The UK Data Protection Act 2018

UK Data Protection Act supplements and tailors the GDPR to the U.K. context and also regulates the processing of personal data for law enforcement and national security purposes. The act grants individuals certain rights over their personal data, such as the right to be informed, the right to access, the right to rectification, the right to erasure, the right to restrict processing, the right to data portability, the right to object, and the right not to be subject to automated decision-making. The act also imposes obligations on organizations to ensure the lawfulness, fairness, transparency, accuracy, security, and accountability of their data processing activities. 

 

 

The U.K. Financial Conduct Authority (FCA) Handbook

The FCA Handbook contains the rules and guidance applicable to firms and individuals authorized or registered by the FCA or otherwise subject to its regulation.

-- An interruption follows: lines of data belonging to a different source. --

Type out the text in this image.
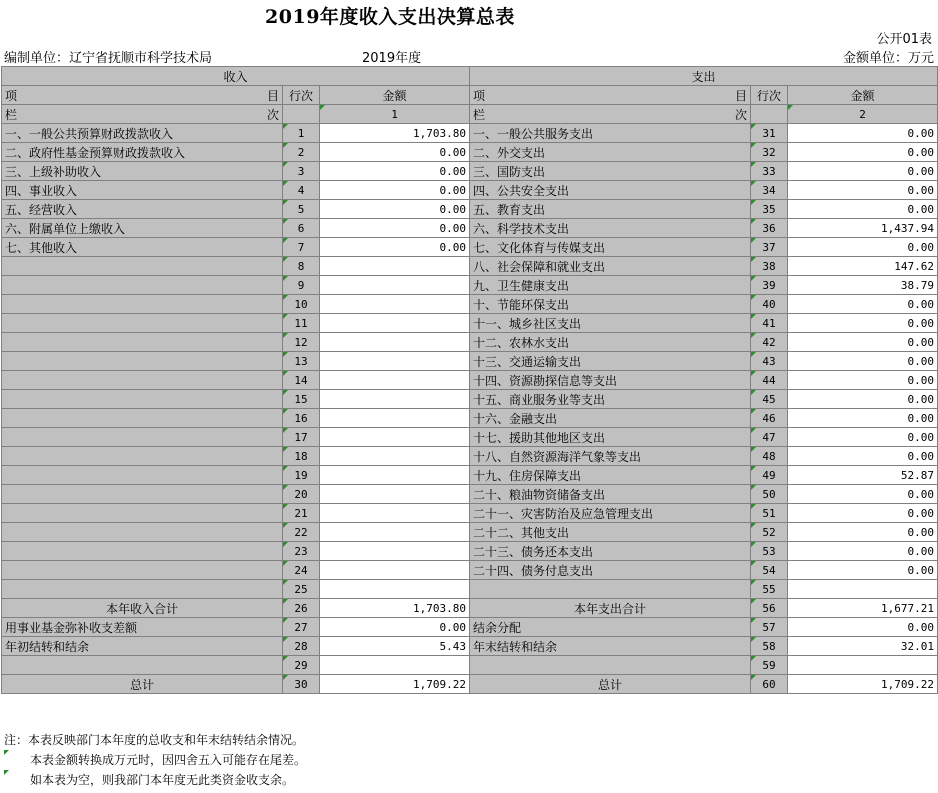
2019年度收入支出决算总表
公开01表
编制单位：辽宁省抚顺市科学技术局	2019年度	金额单位：万元
收入			支出		

项 目	行次	金额	项 目	行次	金额

栏 次		1	栏 次		2
一、一般公共预算财政拨款收入	1	1,703.80	一、一般公共服务支出	31	0.00
二、政府性基金预算财政拨款收入	2	0.00	二、外交支出	32	0.00
三、上级补助收入	3	0.00	三、国防支出	33	0.00
四、事业收入	4	0.00	四、公共安全支出	34	0.00
五、经营收入	5	0.00	五、教育支出	35	0.00
六、附属单位上缴收入	6	0.00	六、科学技术支出	36	1,437.94
七、其他收入	7	0.00	七、文化体育与传媒支出	37	0.00
	8		八、社会保障和就业支出	38	147.62
	9		九、卫生健康支出	39	38.79
	10		十、节能环保支出	40	0.00
	11		十一、城乡社区支出	41	0.00
	12		十二、农林水支出	42	0.00
	13		十三、交通运输支出	43	0.00
	14		十四、资源勘探信息等支出	44	0.00
	15		十五、商业服务业等支出	45	0.00
	16		十六、金融支出	46	0.00
	17		十七、援助其他地区支出	47	0.00
	18		十八、自然资源海洋气象等支出	48	0.00
	19		十九、住房保障支出	49	52.87
	20		二十、粮油物资储备支出	50	0.00
	21		二十一、灾害防治及应急管理支出	51	0.00
	22		二十二、其他支出	52	0.00
	23		二十三、债务还本支出	53	0.00
	24		二十四、债务付息支出	54	0.00
	25			55	
本年收入合计	26	1,703.80	本年支出合计	56	1,677.21
用事业基金弥补收支差额	27	0.00	结余分配	57	0.00
年初结转和结余	28	5.43	年末结转和结余	58	32.01
	29			59	
总计	30	1,709.22	总计	60	1,709.22
注：本表反映部门本年度的总收支和年末结转结余情况。
本表金额转换成万元时，因四舍五入可能存在尾差。
如本表为空，则我部门本年度无此类资金收支余。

The handbook covers various aspects of business conduct, including the recording, retention, and supervision of communications related to the firm's designated investment business. The handbook also specifies the records' format, medium, and retention period, as well as the manner of their disclosure to clients and the FCA. 

 

 

The U.K. Prudential Regulation Authority (PRA) Rules and Guidance

PRA Rules and Guidance apply to firms and individuals authorized or regulated by the PRA, such as banks, building societies, credit unions, insurers, and investment firms. The rules and guidance cover various aspects of prudential regulation, such as capital, liquidity, governance, risk management, and reporting. The PRA has the authority to supervise, investigate, and take action against violations of these rules and guidance, and to issue rules and guidance to promote the safety and soundness of the firms and the stability of the financial system. 

 

 

 

What to do in an environment of increasing regulation and active enforcement?

 

The volume of regulators and regulation is daunting. However, the themes and imperatives are consistent across regions and regulators. 

 

 

Communications compliance requires strong governance bolstered by comprehensive technology.

 

To stay compliant, firms must implement technology that can both monitor and identify risk from employee communications and archive communications in conjunction with company policy and required regulations.